The stars in Taurus constellation host two open clusters, the Pleiades and the Hyades and are mostly located at the end of the sign of Taurus and the beginning of the zodiacal sign of Gemini. In the Early Bronze Age it marked the location of the Sun during the spring equinox, just like the constellation of Aries represented the equinox over 2000 years ago. The constellation of Taurus was linked to it 5000 to 1700 BC, before the precession of the equinox moved our perspective to the sign of Aries.
Taurus is one of the oldest known constellations. It is thought that it was presented in cave paintings, dating about 15000 BC but not until the Babylonian astronomy was it represented as a bull, named “The bull of heaven” or “The bull in front”. Its importance to the agricultural calendar influenced various bull figures in the mythologies of ancient Sumer, Akkad, Assyria, Babylon, Egypt, and of course Greece and Rome.
The myth of Taurus
In the Epic of Gilgamesh, one of the earliest works of literature, Taurus is sent by the goddess Ishtar to kill Gilgamesh for spurning her advances, while in early Mesopotamian art it was closely associated with Innana, the Sumerian goddess of sexual love, fertility and warfare. Although many cultures have had a story connected to the sign of Taurus, the most vivid myths are those from ancient Greece. There are two of them, both linked closely to the king of gods, Zeus (his Roman equivalent was Jupiter).
The first myth links Taurus to Zeus abducting Europa, a legendary Phoenician princess. While she was having fun with her friends on a sea shore, Zeus fell in love with her and approached her disguised as a while bull. Europa was attracted to the beauty and the meekness of the bull kneeling in front of her, and jumped on his back to ride him. With her on his back, he swam and took her across the water to Crete, where she gave birth to his three sons. After this, she married the Crete king Asterion from whom these children inherited the rule of the island.

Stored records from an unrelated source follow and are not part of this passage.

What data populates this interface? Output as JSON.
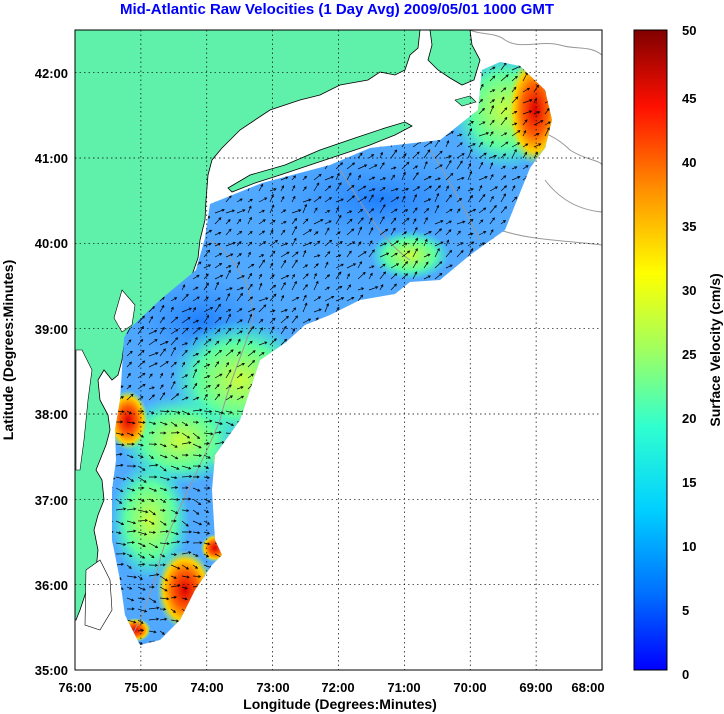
{
  "title": "Mid-Atlantic Raw Velocities (1 Day Avg) 2009/05/01 1000 GMT",
  "x_axis": {
    "label": "Longitude (Degrees:Minutes)",
    "ticks": [
      "76:00",
      "75:00",
      "74:00",
      "73:00",
      "72:00",
      "71:00",
      "70:00",
      "69:00",
      "68:00"
    ],
    "range": [
      -76,
      -68
    ]
  },
  "y_axis": {
    "label": "Latitude (Degrees:Minutes)",
    "ticks": [
      "35:00",
      "36:00",
      "37:00",
      "38:00",
      "39:00",
      "40:00",
      "41:00",
      "42:00"
    ],
    "range": [
      35,
      42.5
    ]
  },
  "colorbar": {
    "label": "Surface Velocity (cm/s)",
    "ticks": [
      "0",
      "5",
      "10",
      "15",
      "20",
      "25",
      "30",
      "35",
      "40",
      "45",
      "50"
    ],
    "range": [
      0,
      50
    ],
    "colormap": "jet"
  },
  "colors": {
    "land": "#5ff0aa",
    "ocean_background": "#ffffff",
    "title": "#0000ff",
    "bathymetry": "#999999"
  },
  "chart_data": {
    "type": "heatmap",
    "title": "Mid-Atlantic Raw Velocities (1 Day Avg) 2009/05/01 1000 GMT",
    "xlabel": "Longitude (Degrees:Minutes)",
    "ylabel": "Latitude (Degrees:Minutes)",
    "xlim": [
      -76,
      -68
    ],
    "ylim": [
      35,
      42.5
    ],
    "grid": true,
    "colorbar_label": "Surface Velocity (cm/s)",
    "colorbar_range": [
      0,
      50
    ],
    "high_velocity_regions": [
      {
        "lon": -68.8,
        "lat": 41.5,
        "speed": 45
      },
      {
        "lon": -74.4,
        "lat": 35.8,
        "speed": 45
      },
      {
        "lon": -75.1,
        "lat": 38.1,
        "speed": 40
      },
      {
        "lon": -74.4,
        "lat": 37.6,
        "speed": 35
      },
      {
        "lon": -74.3,
        "lat": 36.3,
        "speed": 35
      },
      {
        "lon": -70.8,
        "lat": 39.7,
        "speed": 28
      },
      {
        "lon": -75.1,
        "lat": 35.4,
        "speed": 30
      }
    ]
  }
}
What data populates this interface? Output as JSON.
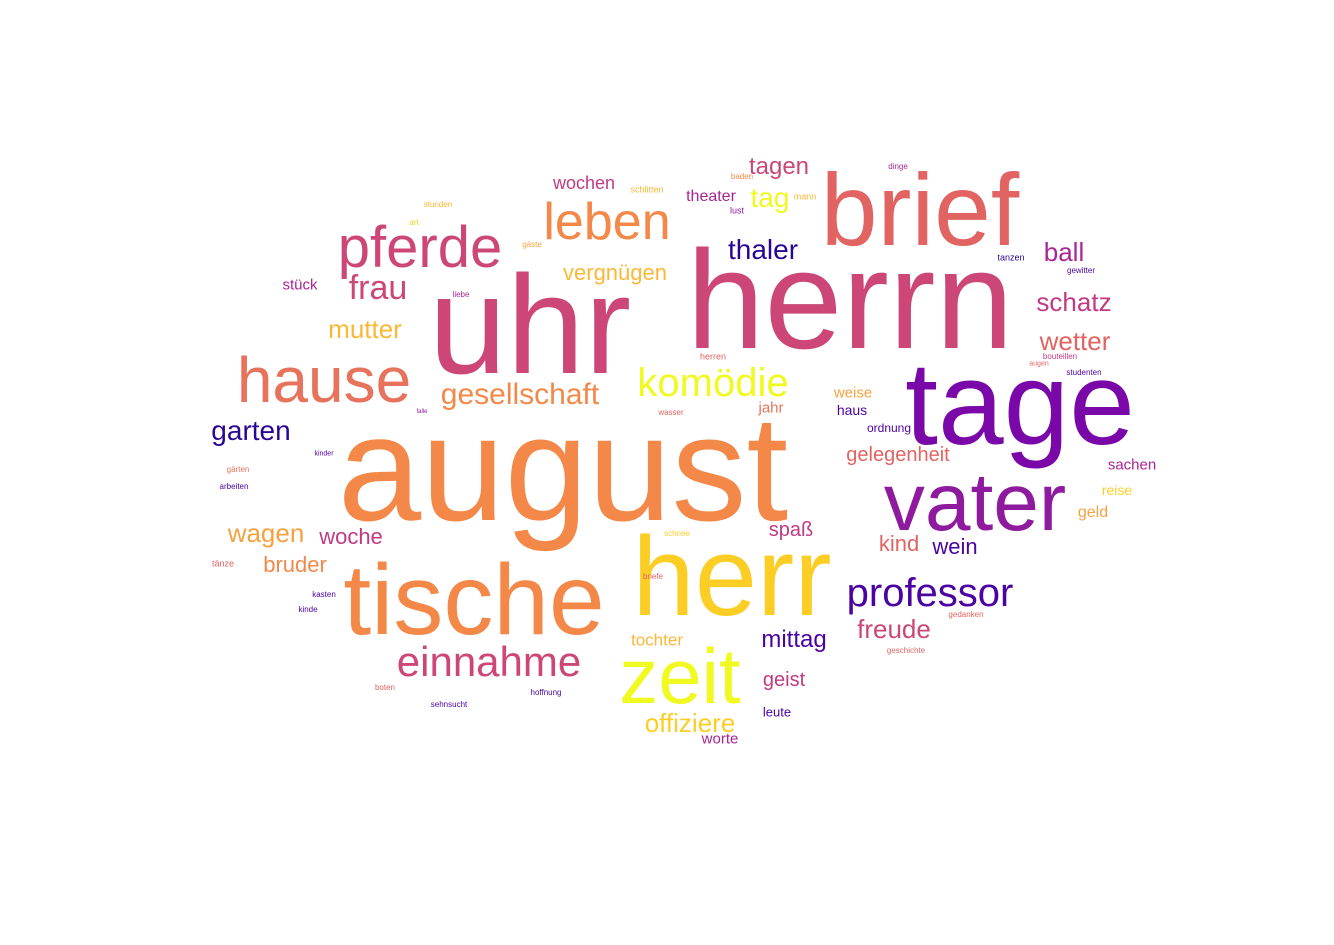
{
  "palette": {
    "navy": "#2a0593",
    "indigo": "#4b03a1",
    "purple": "#7a07a8",
    "violet": "#8e1a9e",
    "magenta": "#a92495",
    "plum": "#c13a83",
    "rose": "#cc4778",
    "coral": "#e16462",
    "salmon": "#e8735c",
    "orange": "#f48849",
    "amber": "#f7a241",
    "gold": "#fbb835",
    "sun": "#fcce25",
    "yellow": "#f0f921"
  },
  "words": [
    {
      "text": "august",
      "color": "#f48849"
    },
    {
      "text": "herrn",
      "color": "#cc4778"
    },
    {
      "text": "uhr",
      "color": "#cc4778"
    },
    {
      "text": "tage",
      "color": "#7a07a8"
    },
    {
      "text": "herr",
      "color": "#fcce25"
    },
    {
      "text": "brief",
      "color": "#e16462"
    },
    {
      "text": "tische",
      "color": "#f48849"
    },
    {
      "text": "vater",
      "color": "#8e1a9e"
    },
    {
      "text": "hause",
      "color": "#e8735c"
    },
    {
      "text": "zeit",
      "color": "#f0f921"
    },
    {
      "text": "pferde",
      "color": "#cc4778"
    },
    {
      "text": "leben",
      "color": "#f48849"
    },
    {
      "text": "einnahme",
      "color": "#cc4778"
    },
    {
      "text": "professor",
      "color": "#4b03a1"
    },
    {
      "text": "komödie",
      "color": "#f0f921"
    },
    {
      "text": "gesellschaft",
      "color": "#f48849"
    },
    {
      "text": "frau",
      "color": "#cc4778"
    },
    {
      "text": "thaler",
      "color": "#2a0593"
    },
    {
      "text": "tag",
      "color": "#f0f921"
    },
    {
      "text": "tagen",
      "color": "#cc4778"
    },
    {
      "text": "schatz",
      "color": "#c13a83"
    },
    {
      "text": "wetter",
      "color": "#e16462"
    },
    {
      "text": "ball",
      "color": "#a92495"
    },
    {
      "text": "mutter",
      "color": "#fbb835"
    },
    {
      "text": "vergnügen",
      "color": "#fbb835"
    },
    {
      "text": "garten",
      "color": "#2a0593"
    },
    {
      "text": "wagen",
      "color": "#f7a241"
    },
    {
      "text": "woche",
      "color": "#c13a83"
    },
    {
      "text": "bruder",
      "color": "#f48849"
    },
    {
      "text": "freude",
      "color": "#cc4778"
    },
    {
      "text": "mittag",
      "color": "#4b03a1"
    },
    {
      "text": "gelegenheit",
      "color": "#e16462"
    },
    {
      "text": "kind",
      "color": "#e16462"
    },
    {
      "text": "wein",
      "color": "#4b03a1"
    },
    {
      "text": "offiziere",
      "color": "#fcce25"
    },
    {
      "text": "wochen",
      "color": "#c13a83"
    },
    {
      "text": "theater",
      "color": "#a92495"
    },
    {
      "text": "spaß",
      "color": "#c13a83"
    },
    {
      "text": "geist",
      "color": "#c13a83"
    },
    {
      "text": "tochter",
      "color": "#fbb835"
    },
    {
      "text": "stück",
      "color": "#a92495"
    },
    {
      "text": "sachen",
      "color": "#a92495"
    },
    {
      "text": "weise",
      "color": "#f7a241"
    },
    {
      "text": "jahr",
      "color": "#e8735c"
    },
    {
      "text": "haus",
      "color": "#4b03a1"
    },
    {
      "text": "geld",
      "color": "#f7a241"
    },
    {
      "text": "reise",
      "color": "#fcce25"
    },
    {
      "text": "ordnung",
      "color": "#4b03a1"
    },
    {
      "text": "leute",
      "color": "#4b03a1"
    },
    {
      "text": "worte",
      "color": "#a92495"
    },
    {
      "text": "dinge",
      "color": "#a92495"
    },
    {
      "text": "schlitten",
      "color": "#fbb835"
    },
    {
      "text": "baden",
      "color": "#f48849"
    },
    {
      "text": "lust",
      "color": "#8e1a9e"
    },
    {
      "text": "mann",
      "color": "#fbb835"
    },
    {
      "text": "stunden",
      "color": "#fbb835"
    },
    {
      "text": "art",
      "color": "#fcce25"
    },
    {
      "text": "gäste",
      "color": "#f7a241"
    },
    {
      "text": "liebe",
      "color": "#a92495"
    },
    {
      "text": "tanzen",
      "color": "#2a0593"
    },
    {
      "text": "gewitter",
      "color": "#4b03a1"
    },
    {
      "text": "herren",
      "color": "#e16462"
    },
    {
      "text": "bouteillen",
      "color": "#c13a83"
    },
    {
      "text": "augen",
      "color": "#e16462"
    },
    {
      "text": "studenten",
      "color": "#4b03a1"
    },
    {
      "text": "falle",
      "color": "#8e1a9e"
    },
    {
      "text": "wasser",
      "color": "#e16462"
    },
    {
      "text": "kinder",
      "color": "#4b03a1"
    },
    {
      "text": "gärten",
      "color": "#e8735c"
    },
    {
      "text": "arbeiten",
      "color": "#4b03a1"
    },
    {
      "text": "schnee",
      "color": "#fcce25"
    },
    {
      "text": "tänze",
      "color": "#e16462"
    },
    {
      "text": "briefe",
      "color": "#e16462"
    },
    {
      "text": "kasten",
      "color": "#4b03a1"
    },
    {
      "text": "kinde",
      "color": "#4b03a1"
    },
    {
      "text": "gedanken",
      "color": "#e16462"
    },
    {
      "text": "geschichte",
      "color": "#e16462"
    },
    {
      "text": "boten",
      "color": "#e16462"
    },
    {
      "text": "hoffnung",
      "color": "#4b03a1"
    },
    {
      "text": "sehnsucht",
      "color": "#4b03a1"
    }
  ]
}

The second myth is in relation to Zeus’ first infidelity to Hera, with Hera’s personal priestess Io. When Hera realized she was being deceived, she got really angry. Zeus turned Io into a heifer in order to protect her from Hera’s rage. Thanks to Argus, the all-seeing monster, Hera found out about this and cursed Io to wonder the world enchanted, as a cow, stung by a gadfly continuously, so she would be forced to wonder forever. After some time, Io finally crossed the Ionian sea to Egypt, where she was restored to human form by Zeus and gave birth to his two children, a son who is to become the king of Egypt and a daughter.
The connection between the Taurus myth and the Taurus zodiac sign
Taurus tells a tail of an influential man pretending to be something he is not, in order to win the affection of a loved one. It is a tale of abduction, travel across the sea and the show off of a tender but strong side to a man that isn’t real. The second myth is more maleficent and it is usually manifested when planets in this sign, or in touch with this constellation, are in difficult dignity and aspects.
It signifies adultery, romantic relationships of a married man with his wife’s close friend, or even a sister. It leads to rage of the wife, who is going to do anything to hurt his husband’s lover who won’t have any peace until she crosses a great distance, moves to another country or travels across the sea. There is always a possibility of pregnancy and birth of a son out of wedlock, who is to become influential later on, as well as a woman’s marriage with a man who is not the father of her children.